The predicted vs. actual values with density contour plot for the random tree model, unlike the predicted vs. actual plot this graph depicts the connection between the target variable’s actual values and anticipated values, along with a contour plot that shows the density of the data. Since the contours are close together and centered around the diagonal line this model can be considered a well-performing model. However, it too has clusters on the ‘0’ and ‘1’ points along the diagonal line. This is due to the nature of the dataset being binary values. However, this also means that these 2 points are the areas where the model is performing best.

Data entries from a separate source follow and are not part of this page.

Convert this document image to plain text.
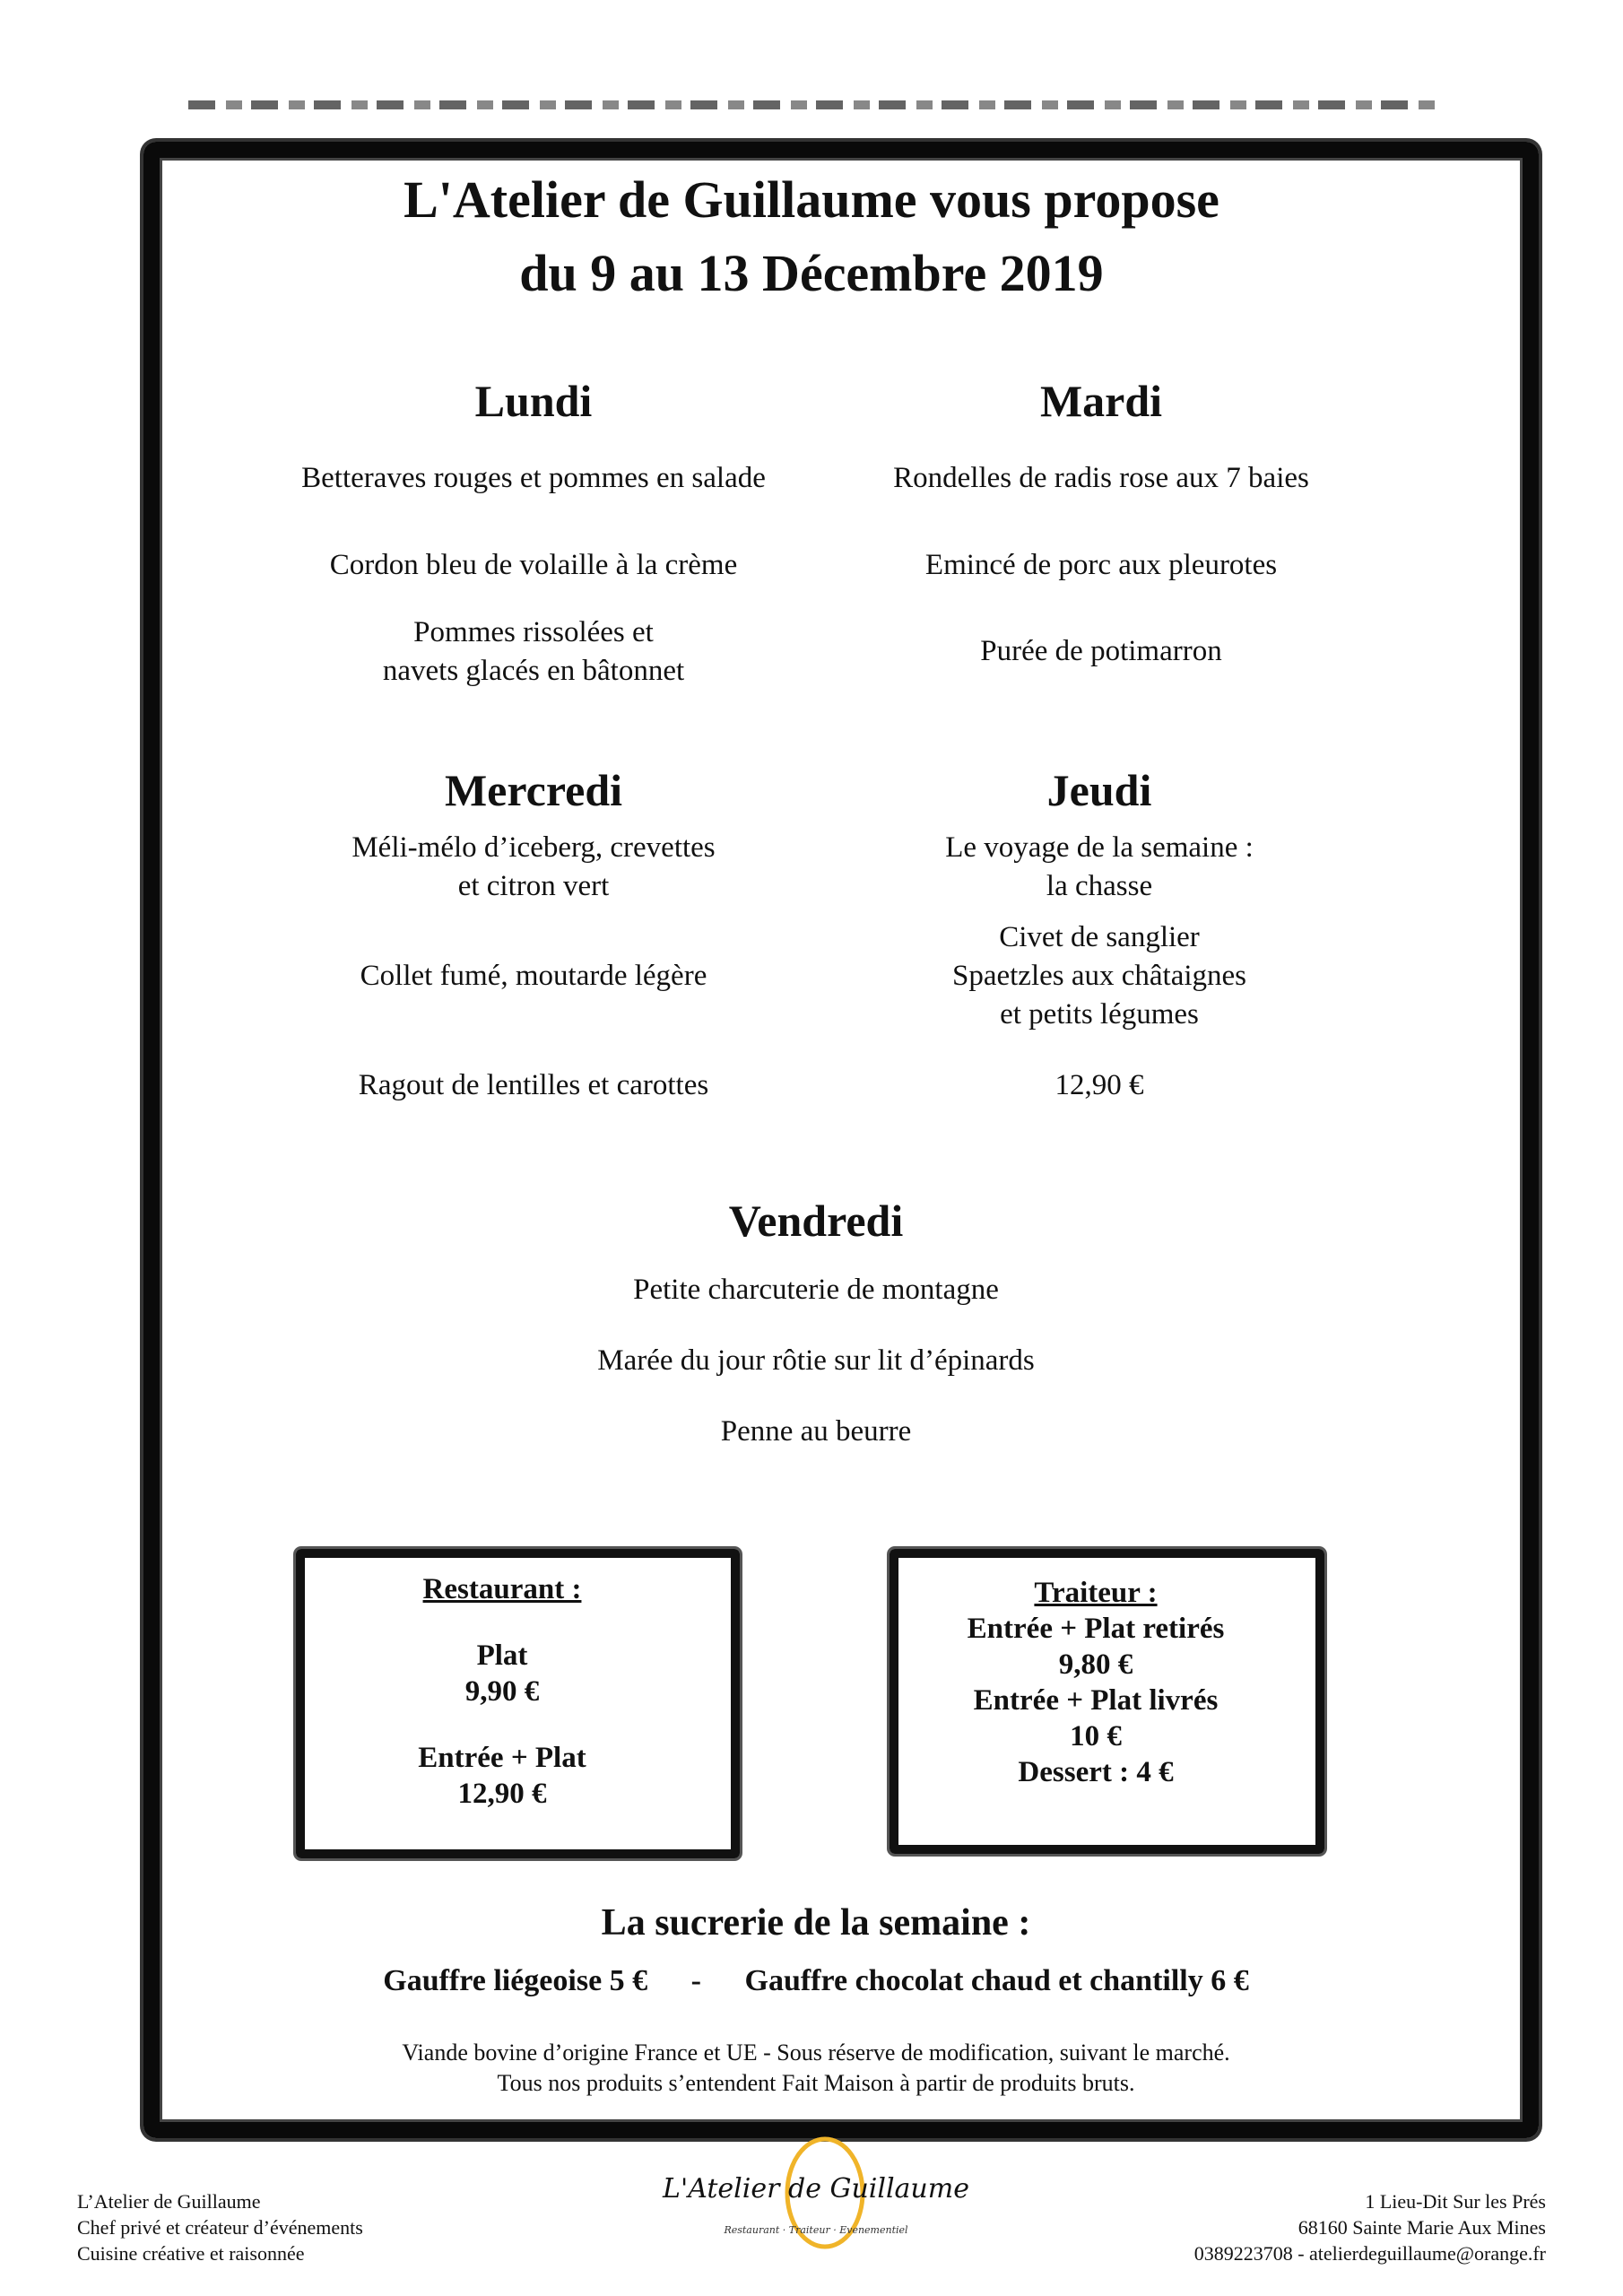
L'Atelier de Guillaume vous propose
du 9 au 13 Décembre 2019
Lundi
Betteraves rouges et pommes en salade
Cordon bleu de volaille à la crème
Pommes rissolées et
navets glacés en bâtonnet
Mardi
Rondelles de radis rose aux 7 baies
Emincé de porc aux pleurotes
Purée de potimarron
Mercredi
Méli-mélo d’iceberg, crevettes
et citron vert
Collet fumé, moutarde légère
Ragout de lentilles et carottes
Jeudi
Le voyage de la semaine :
la chasse
Civet de sanglier
Spaetzles aux châtaignes
et petits légumes
12,90 €
Vendredi
Petite charcuterie de montagne
Marée du jour rôtie sur lit d’épinards
Penne au beurre
Restaurant :
Plat
9,90 €
Entrée + Plat
12,90 €
Traiteur :
Entrée + Plat retirés
9,80 €
Entrée + Plat livrés
10 €
Dessert : 4 €
La sucrerie de la semaine :
Gauffre liégeoise 5 € - Gauffre chocolat chaud et chantilly 6 €
Viande bovine d’origine France et UE - Sous réserve de modification, suivant le marché.
Tous nos produits s’entendent Fait Maison à partir de produits bruts.
L’Atelier de Guillaume
Chef privé et créateur d’événements
Cuisine créative et raisonnée
1 Lieu-Dit Sur les Prés
68160 Sainte Marie Aux Mines
0389223708 - atelierdeguillaume@orange.fr
L'Atelier de Guillaume
Restaurant · Traiteur · Evenementiel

The feature plot represents the importance of features in the random forest model on the result that will be shown in the web app. According to figure, ‘Allergy’ is the most important feature followed by ‘Swallowing Difficulty’ and ‘Age’. It also shows that ‘Shortness of Breath’ is the least important feature followed by ‘Chest Pain’ and ‘Gender’. However, this graph does not illustrate if the relevance is positive or negative.


User Web App

Once I developed and evaluated the ML models, the most suitable model was exported using the ‘pickle’ library. Then ‘Flask’ was to create a web app that allows users to input their information and obtain a prediction of their lung cancer risk. The form and flask’s request object to obtain the user’s input was created using HTML. The user interface and result generation are shown below.


Conclusions and Recommendations

In this project, I used supervised learning to create models that can identify people who have lung cancer indication based on a variety of traits and symptoms. The accuracy, precision, and AUC of 2 machine learning models, including linear regression and random forest regression, were assessed. Random forest regression beat linear regression according to the experiment findings and after applying multiple assessment metrics, with MAE, MSE, and R2 values of 0.12, 0.06, and 0.76, respectively, and an AUC of 97% (as seen in table 3) which is much greater than the performance we saw in most literatures. Therefore, it was used it to build the prognosis web app.

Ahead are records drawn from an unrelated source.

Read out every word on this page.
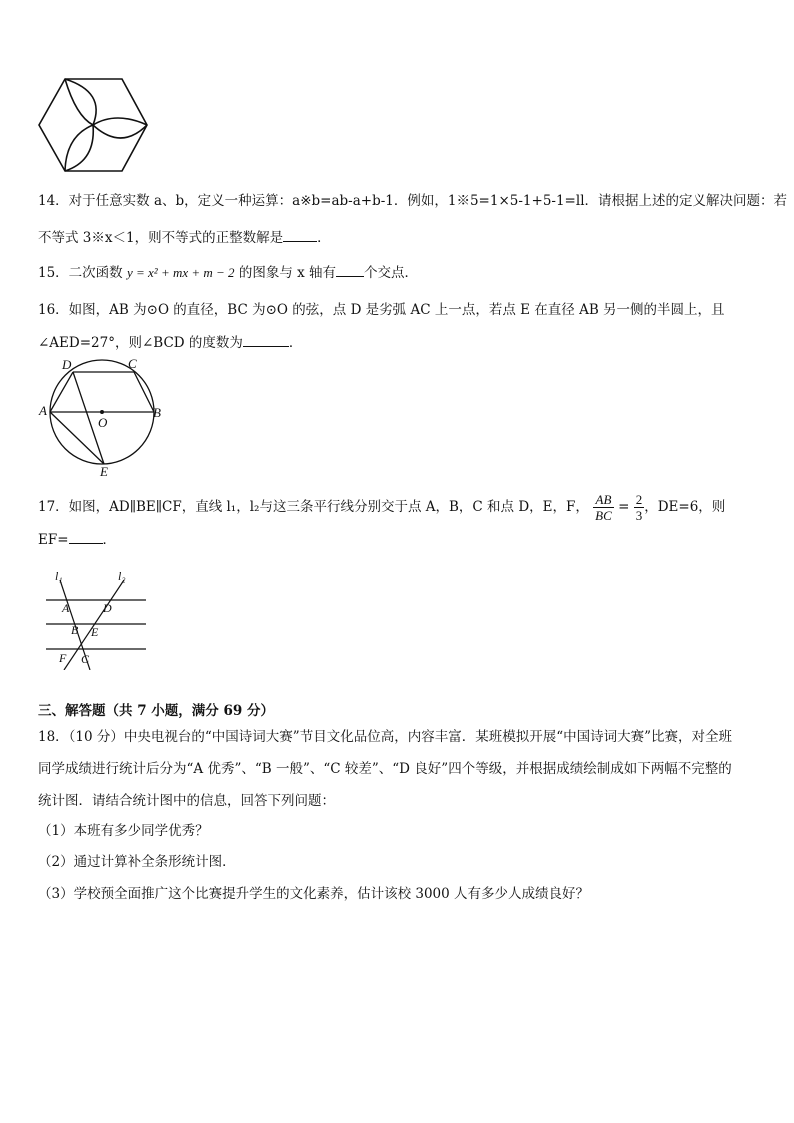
14．对于任意实数 a、b，定义一种运算：a※b=ab-a+b-1．例如，1※5=1×5-1+5-1=ll．请根据上述的定义解决问题：若
不等式 3※x＜1，则不等式的正整数解是	．
15．二次函数 y = x² + mx + m − 2 的图象与 x 轴有 个交点．
16．如图，AB 为⊙O 的直径，BC 为⊙O 的弦，点 D 是劣弧 AC 上一点，若点 E 在直径 AB 另一侧的半圆上，且
∠AED=27°，则∠BCD 的度数为	．
A	B
C
D
E
O
17．如图，AD∥BE∥CF，直线 l₁，l₂与这三条平行线分别交于点 A，B，C 和点 D，E，F， $\frac{AB}{BC} = \frac{2}{3}$ ，DE=6，则
EF=	．
l₁	l₂
A	D
B E
F C
三、解答题（共 7 小题，满分 69 分）
18．（10 分）中央电视台的“中国诗词大赛”节目文化品位高，内容丰富．某班模拟开展“中国诗词大赛”比赛，对全班
同学成绩进行统计后分为“A 优秀”、“B 一般”、“C 较差”、“D 良好”四个等级，并根据成绩绘制成如下两幅不完整的
统计图．请结合统计图中的信息，回答下列问题：
（1）本班有多少同学优秀？
（2）通过计算补全条形统计图．
（3）学校预全面推广这个比赛提升学生的文化素养，估计该校 3000 人有多少人成绩良好？
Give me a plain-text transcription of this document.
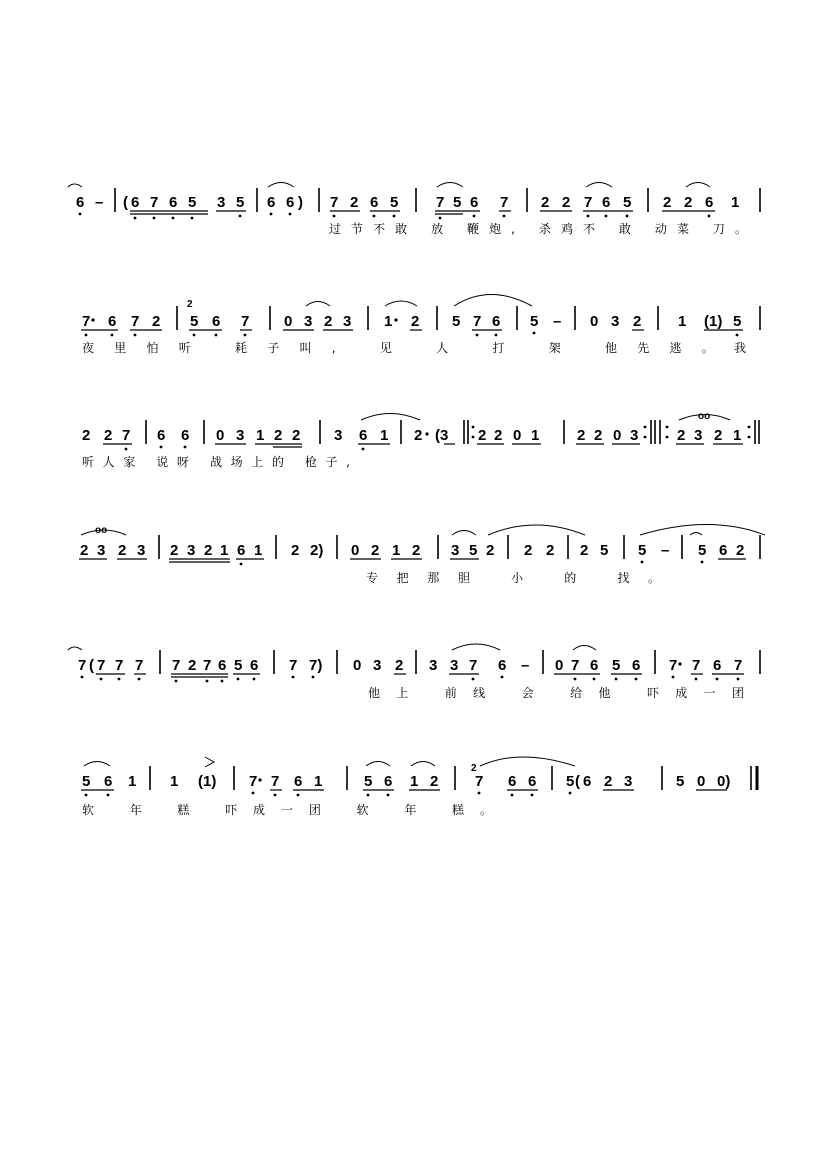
6 – ( 6 7 6 5 3 5 6 6 ) 7 2 6 5	7 5 6 7 2 2 7 6 5 2 2 6 1
过节不敢 放 鞭炮, 杀鸡不 敢 动菜 刀。
7 6 7 2
2
5 6 7 0 3 2 3 1 2 5 7 6 5 – 0 3 2 1 (1) 5
夜里怕听 耗子叫, 见 人 打 架 他先逃。我
2 2 7 6 6 0 3 1 2 2 3 6 1 2 (3 2 2 0 1	2 2 0 3	2 3 2 1
oo
听人家 说呀 战场上的 枪子,
2 3 2 3
oo
2 3 2 1 6 1 2 2) 0 2 1 2 3 5 2 2 2 2 5 5 – 5 6 2
专把那胆 小 的 找。
7 ( 7 7 7 7 2 7 6 5 6 7 7) 0 3 2 3 3 7 6 – 0 7 6 5 6 7 7 6 7
他上 前线 会 给他 吓成一团
5 6 1 1 (1) 7 7 6 1	5 6 1 2
2
7 6 6 5 ( 6 2 3	5 0 0)
软 年 糕 吓成一团 软 年 糕。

Future research will build on the current work by utilizing deep learning techniques, particularly artificial neural networks (ANN), long short-term memory (LSTM), and convolutional neural networks (CNN), to enrich the machine learning framework. The accuracy of the results will be compared to another research in the same field.

However, there are still considerable obstacles to the early identification of lung cancer even when this risk assessment tool is available. The poor adoption of lung cancer screening is one of the key obstacles, which may be ascribed to a number of things, including a lack of information among the general public and healthcare professionals, apprehension about radiation exposure, and worries about the expense of screening. Raising public and healthcare provider knowledge of the value of lung cancer screening and risk assessment is crucial for removing these obstacles. It’s critical to address the expense of lung cancer screening in addition to increasing awareness.

The creation of novel biomarkers and genetic testing techniques, as well as the use of cutting-edge technology like liquid biopsies, which examine a person’s blood for tumor DNA and other biomarkers, provide opportunities for improving early identification of lung cancer.